Thursday, October 11, 2012

Wide receiver blocking on jet sweep

I've been critical of some of Michigan's wide receivers' blocking this season, namely Devin Gardner and Jerald Robinson. Against Purdue, Al Borges called a play in which the wide receivers were doing something in the blocking game that Michigan State used to burn the Wolverines last year: seal the playside linebackers to the inside.

Michigan comes out in a three-WR set and will run a jet sweep for Jeremy Gallon (lined up in the slot at the top of the screen). Purdue counters with 3-4 front and three-high zone coverage.

As the ball is snapped, left guard Ricky Barnum will pull across the formation and run through the playside B gap looking for a Purdue defender downhill to block.

Rather than heading straight upfield to block the cornerback lined up over him, Devin Gardner (bottom of the screen) runs toward the middle of the field to block the playside ILB that is flowing down the line with Gallon. Toussaint will act as a lead blocker on the playside OLB and chip block him before heading upfield.

Toussaint engages (highlighted) and Gardner squares up his block. Notice Barnum still running upfield. His intended blocker is the free safety coming from the middle of the field:

The key to this play working is Toussaint making a good chip block before heading upfield. He hits the OLB with enough force to stop him from tackling Gallon in the backfield but is able to continue toward the cornerback. Barnum is still running toward the free safety.

Unfortunately, Gallon tries to bounce the play outside toward the sideline rather than cutting back inside where he had his blocking set up.

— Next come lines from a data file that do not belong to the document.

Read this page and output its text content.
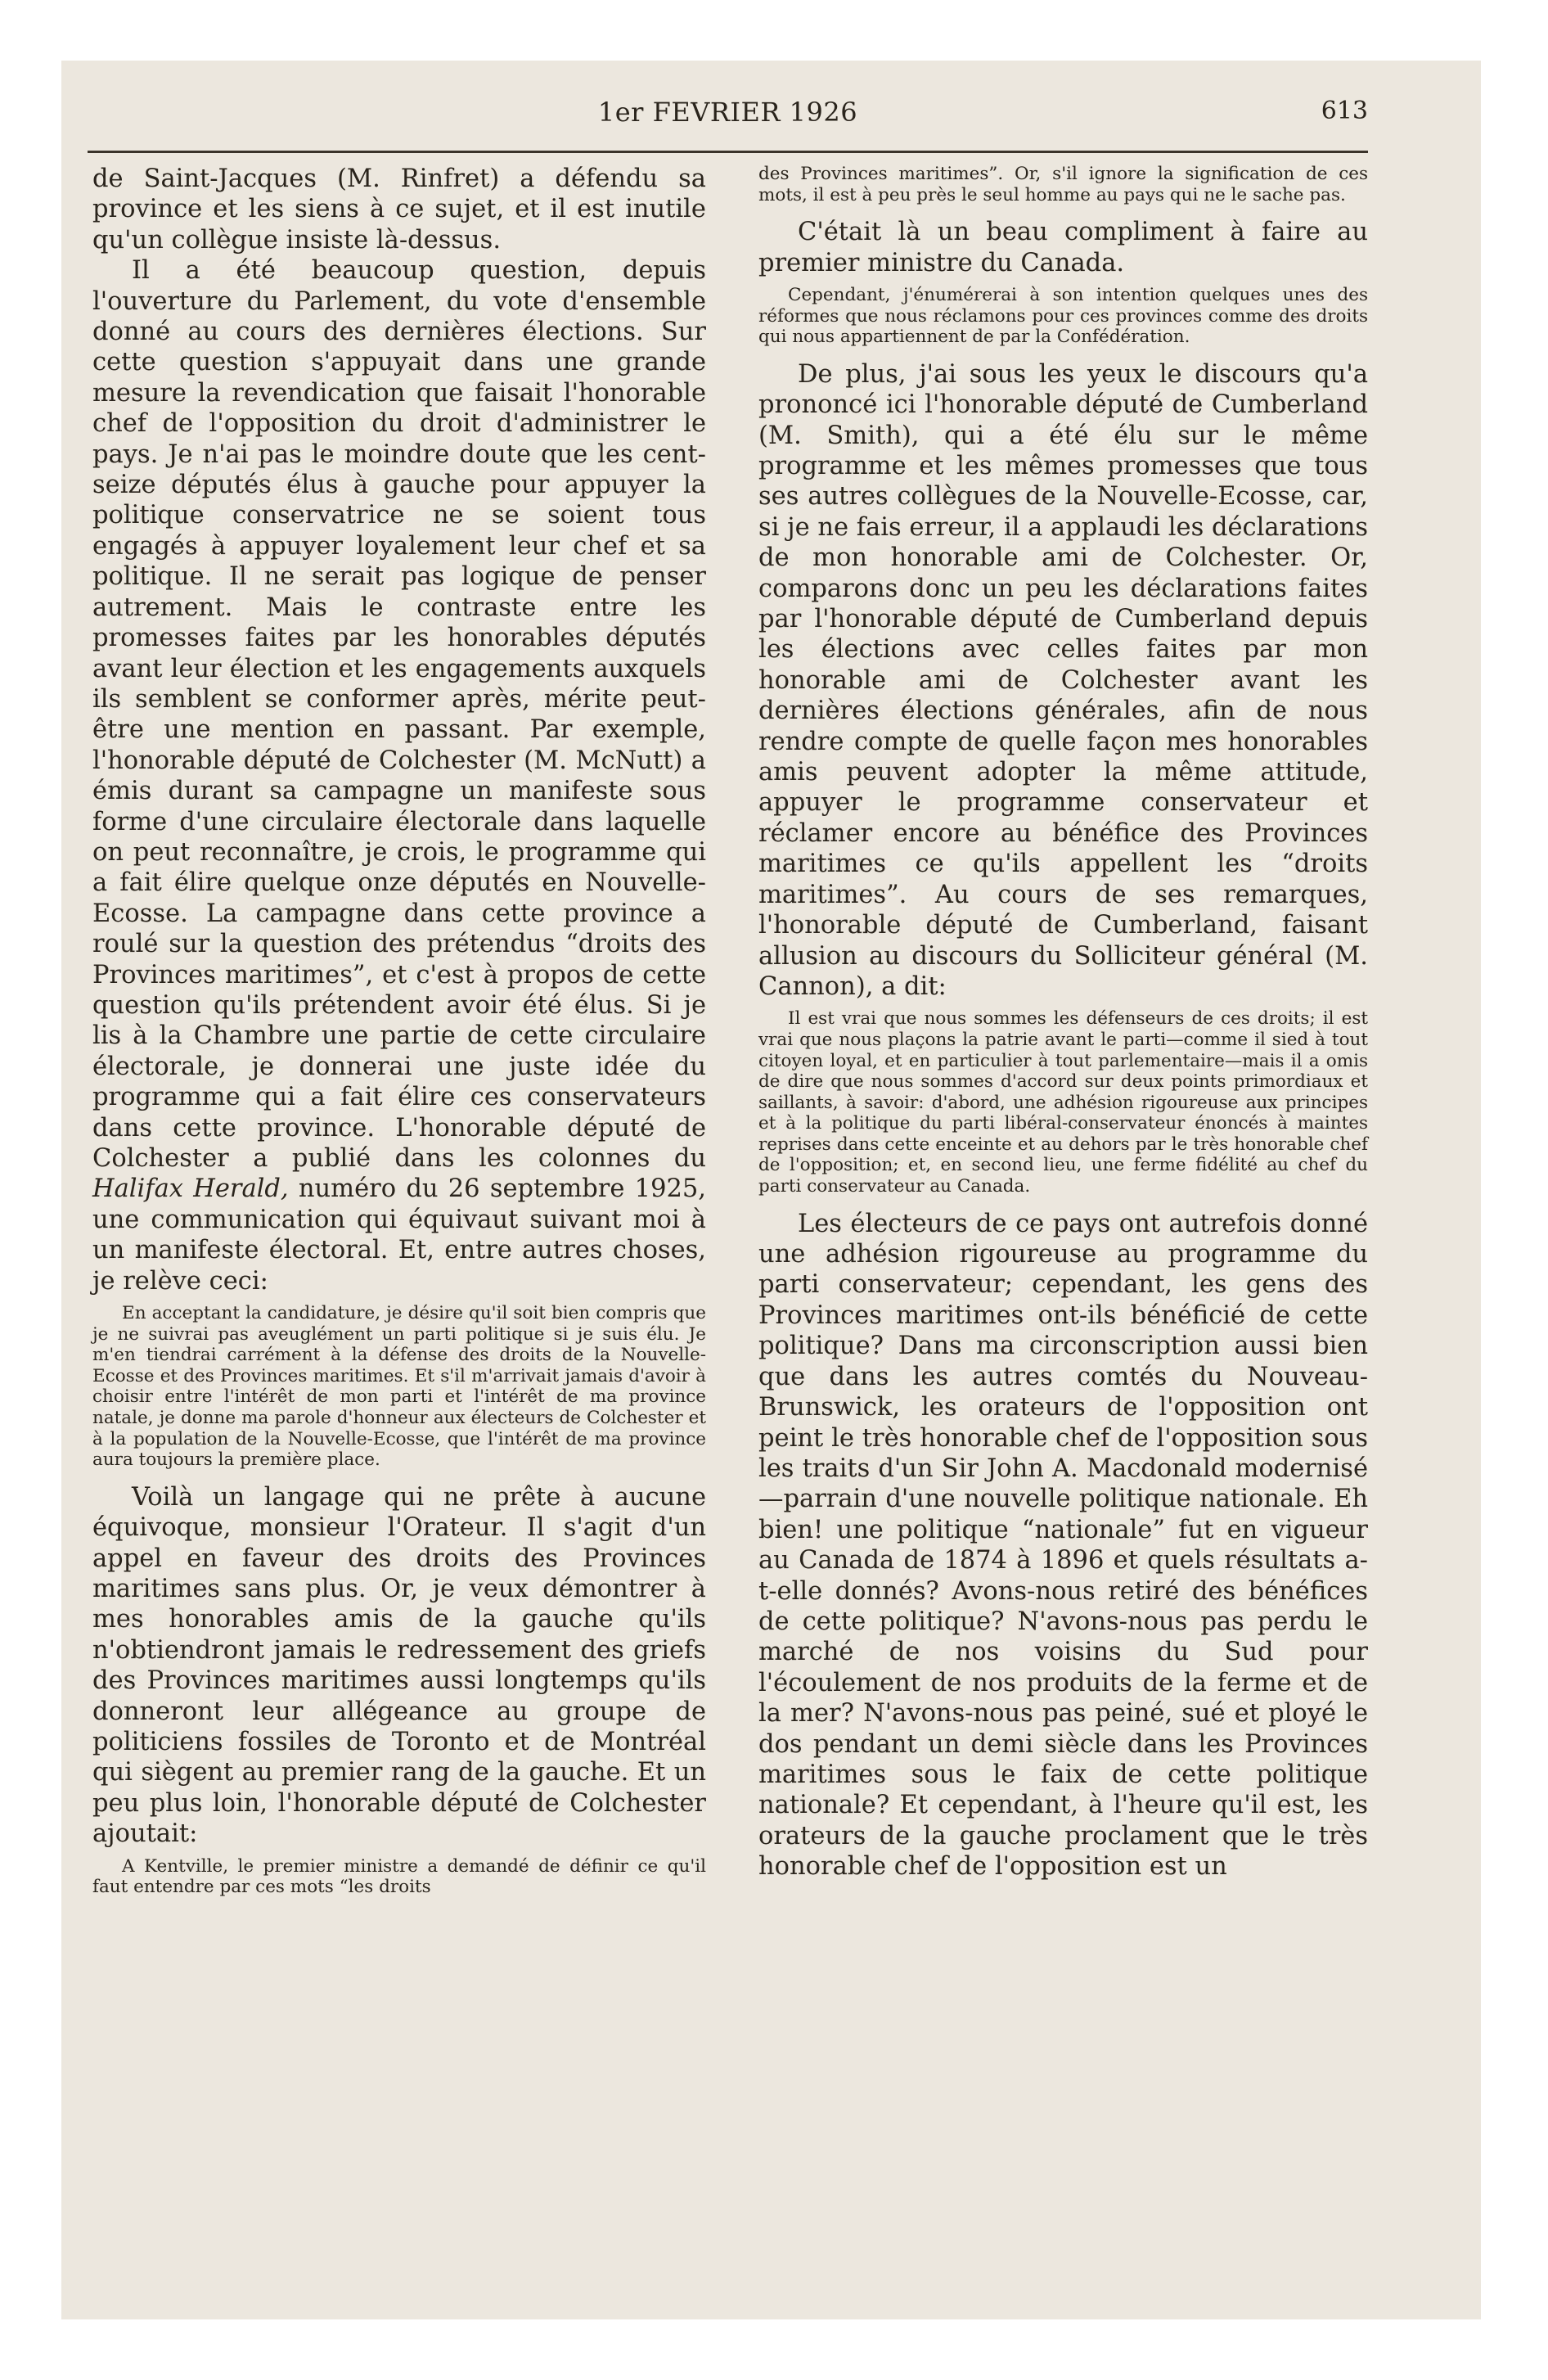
1er FEVRIER 1926	613

de Saint-Jacques (M. Rinfret) a défendu sa province et les siens à ce sujet, et il est inutile qu'un collègue insiste là-dessus.

Il a été beaucoup question, depuis l'ouverture du Parlement, du vote d'ensemble donné au cours des dernières élections. Sur cette question s'appuyait dans une grande mesure la revendication que faisait l'honorable chef de l'opposition du droit d'administrer le pays. Je n'ai pas le moindre doute que les cent-seize députés élus à gauche pour appuyer la politique conservatrice ne se soient tous engagés à appuyer loyalement leur chef et sa politique. Il ne serait pas logique de penser autrement. Mais le contraste entre les promesses faites par les honorables députés avant leur élection et les engagements auxquels ils semblent se conformer après, mérite peut-être une mention en passant. Par exemple, l'honorable député de Colchester (M. McNutt) a émis durant sa campagne un manifeste sous forme d'une circulaire électorale dans laquelle on peut reconnaître, je crois, le programme qui a fait élire quelque onze députés en Nouvelle-Ecosse. La campagne dans cette province a roulé sur la question des prétendus “droits des Provinces maritimes”, et c'est à propos de cette question qu'ils prétendent avoir été élus. Si je lis à la Chambre une partie de cette circulaire électorale, je donnerai une juste idée du programme qui a fait élire ces conservateurs dans cette province. L'honorable député de Colchester a publié dans les colonnes du Halifax Herald, numéro du 26 septembre 1925, une communication qui équivaut suivant moi à un manifeste électoral. Et, entre autres choses, je relève ceci:

En acceptant la candidature, je désire qu'il soit bien compris que je ne suivrai pas aveuglément un parti politique si je suis élu. Je m'en tiendrai carrément à la défense des droits de la Nouvelle-Ecosse et des Provinces maritimes. Et s'il m'arrivait jamais d'avoir à choisir entre l'intérêt de mon parti et l'intérêt de ma province natale, je donne ma parole d'honneur aux électeurs de Colchester et à la population de la Nouvelle-Ecosse, que l'intérêt de ma province aura toujours la première place.

Voilà un langage qui ne prête à aucune équivoque, monsieur l'Orateur. Il s'agit d'un appel en faveur des droits des Provinces maritimes sans plus. Or, je veux démontrer à mes honorables amis de la gauche qu'ils n'obtiendront jamais le redressement des griefs des Provinces maritimes aussi longtemps qu'ils donneront leur allégeance au groupe de politiciens fossiles de Toronto et de Montréal qui siègent au premier rang de la gauche. Et un peu plus loin, l'honorable député de Colchester ajoutait:

A Kentville, le premier ministre a demandé de définir ce qu'il faut entendre par ces mots “les droits

des Provinces maritimes”. Or, s'il ignore la signification de ces mots, il est à peu près le seul homme au pays qui ne le sache pas.

C'était là un beau compliment à faire au premier ministre du Canada.

Cependant, j'énumérerai à son intention quelques unes des réformes que nous réclamons pour ces provinces comme des droits qui nous appartiennent de par la Confédération.

De plus, j'ai sous les yeux le discours qu'a prononcé ici l'honorable député de Cumberland (M. Smith), qui a été élu sur le même programme et les mêmes promesses que tous ses autres collègues de la Nouvelle-Ecosse, car, si je ne fais erreur, il a applaudi les déclarations de mon honorable ami de Colchester. Or, comparons donc un peu les déclarations faites par l'honorable député de Cumberland depuis les élections avec celles faites par mon honorable ami de Colchester avant les dernières élections générales, afin de nous rendre compte de quelle façon mes honorables amis peuvent adopter la même attitude, appuyer le programme conservateur et réclamer encore au bénéfice des Provinces maritimes ce qu'ils appellent les “droits maritimes”. Au cours de ses remarques, l'honorable député de Cumberland, faisant allusion au discours du Solliciteur général (M. Cannon), a dit:

Il est vrai que nous sommes les défenseurs de ces droits; il est vrai que nous plaçons la patrie avant le parti—comme il sied à tout citoyen loyal, et en particulier à tout parlementaire—mais il a omis de dire que nous sommes d'accord sur deux points primordiaux et saillants, à savoir: d'abord, une adhésion rigoureuse aux principes et à la politique du parti libéral-conservateur énoncés à maintes reprises dans cette enceinte et au dehors par le très honorable chef de l'opposition; et, en second lieu, une ferme fidélité au chef du parti conservateur au Canada.

Les électeurs de ce pays ont autrefois donné une adhésion rigoureuse au programme du parti conservateur; cependant, les gens des Provinces maritimes ont-ils bénéficié de cette politique? Dans ma circonscription aussi bien que dans les autres comtés du Nouveau-Brunswick, les orateurs de l'opposition ont peint le très honorable chef de l'opposition sous les traits d'un Sir John A. Macdonald modernisé—parrain d'une nouvelle politique nationale. Eh bien! une politique “nationale” fut en vigueur au Canada de 1874 à 1896 et quels résultats a-t-elle donnés? Avons-nous retiré des bénéfices de cette politique? N'avons-nous pas perdu le marché de nos voisins du Sud pour l'écoulement de nos produits de la ferme et de la mer? N'avons-nous pas peiné, sué et ployé le dos pendant un demi siècle dans les Provinces maritimes sous le faix de cette politique nationale? Et cependant, à l'heure qu'il est, les orateurs de la gauche proclament que le très honorable chef de l'opposition est un
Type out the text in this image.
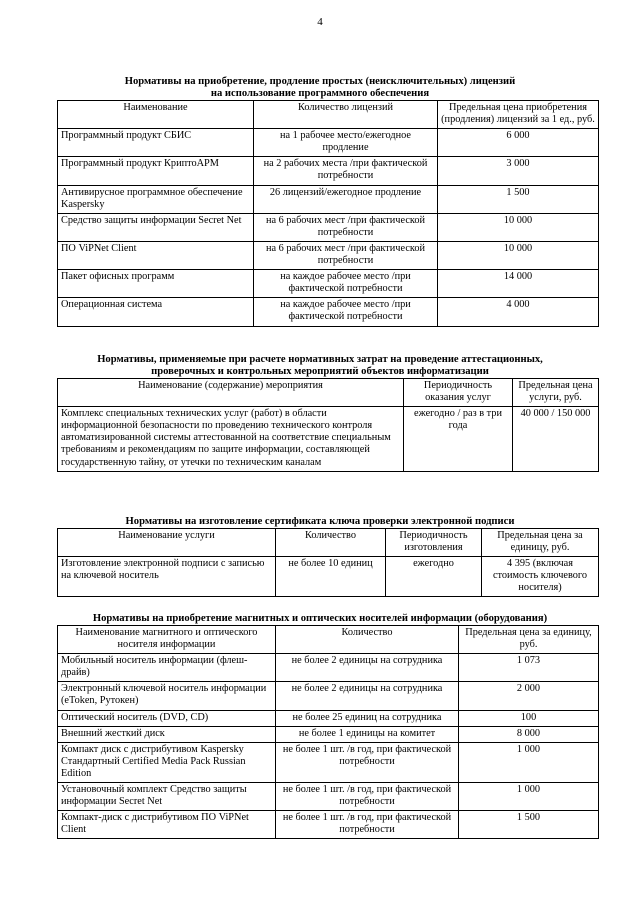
4
Нормативы на приобретение, продление простых (неисключительных) лицензий
на использование программного обеспечения
Наименование	Количество лицензий	Предельная цена приобретения (продления) лицензий за 1 ед., руб.
Программный продукт СБИС	на 1 рабочее место/ежегодное продление	6 000
Программный продукт КриптоАРМ	на 2 рабочих места /при фактической потребности	3 000
Антивирусное программное обеспечение Kaspersky	26 лицензий/ежегодное продление	1 500
Средство защиты информации Secret Net	на 6 рабочих мест /при фактической потребности	10 000
ПО ViPNet Client	на 6 рабочих мест /при фактической потребности	10 000
Пакет офисных программ	на каждое рабочее место /при фактической потребности	14 000
Операционная система	на каждое рабочее место /при фактической потребности	4 000
Нормативы, применяемые при расчете нормативных затрат на проведение аттестационных,
проверочных и контрольных мероприятий объектов информатизации
Наименование (содержание) мероприятия	Периодичность оказания услуг	Предельная цена услуги, руб.
Комплекс специальных технических услуг (работ) в области информационной безопасности по проведению технического контроля автоматизированной системы аттестованной на соответствие специальным требованиям и рекомендациям по защите информации, составляющей государственную тайну, от утечки по техническим каналам	ежегодно / раз в три года	40 000 / 150 000
Нормативы на изготовление сертификата ключа проверки электронной подписи
Наименование услуги	Количество	Периодичность изготовления	Предельная цена за единицу, руб.
Изготовление электронной подписи с записью на ключевой носитель	не более 10 единиц	ежегодно	4 395 (включая стоимость ключевого носителя)
Нормативы на приобретение магнитных и оптических носителей информации (оборудования)
Наименование магнитного и оптического носителя информации	Количество	Предельная цена за единицу, руб.
Мобильный носитель информации (флеш-драйв)	не более 2 единицы на сотрудника	1 073
Электронный ключевой носитель информации (eToken, Рутокен)	не более 2 единицы на сотрудника	2 000
Оптический носитель (DVD, CD)	не более 25 единиц на сотрудника	100
Внешний жесткий диск	не более 1 единицы на комитет	8 000
Компакт диск с дистрибутивом Kaspersky Стандартный Certified Media Pack Russian Edition	не более 1 шт. /в год, при фактической потребности	1 000
Установочный комплект Средство защиты информации Secret Net	не более 1 шт. /в год, при фактической потребности	1 000
Компакт-диск с дистрибутивом ПО ViPNet Client	не более 1 шт. /в год, при фактической потребности	1 500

The play ends with Gallon being led out of bounds despite blocking set up to the inside.


The Takeaway
It's pretty clear why MSU gashed Michigan with this last year. If Gallon cuts back to the inside, the only player with a chance of tackling him is the backside ILB (#39) who is doing a good job of flowing downhill with the play but probably has a 50/50 chance of actually making the tackle.

Borges has finally started to utilize bubble screens on a semi-regular basis, which is a great addition to Michgian's arsenal. Prior to using them, Michigan rarely tested a defense sideline-to-sideline. The only other plays the Wolverines ran that did so were these jet sweeps, which always seem, at best, moderately effective. Changing up a blocking scheme to seal the opponents playside linebackers and put a ball carrier in space against a single defender is all you can ask for. It will be interesting to see how this evolves throughout the season, but testing the outsides more frequently and effectively can only mean good things for this offense going forward.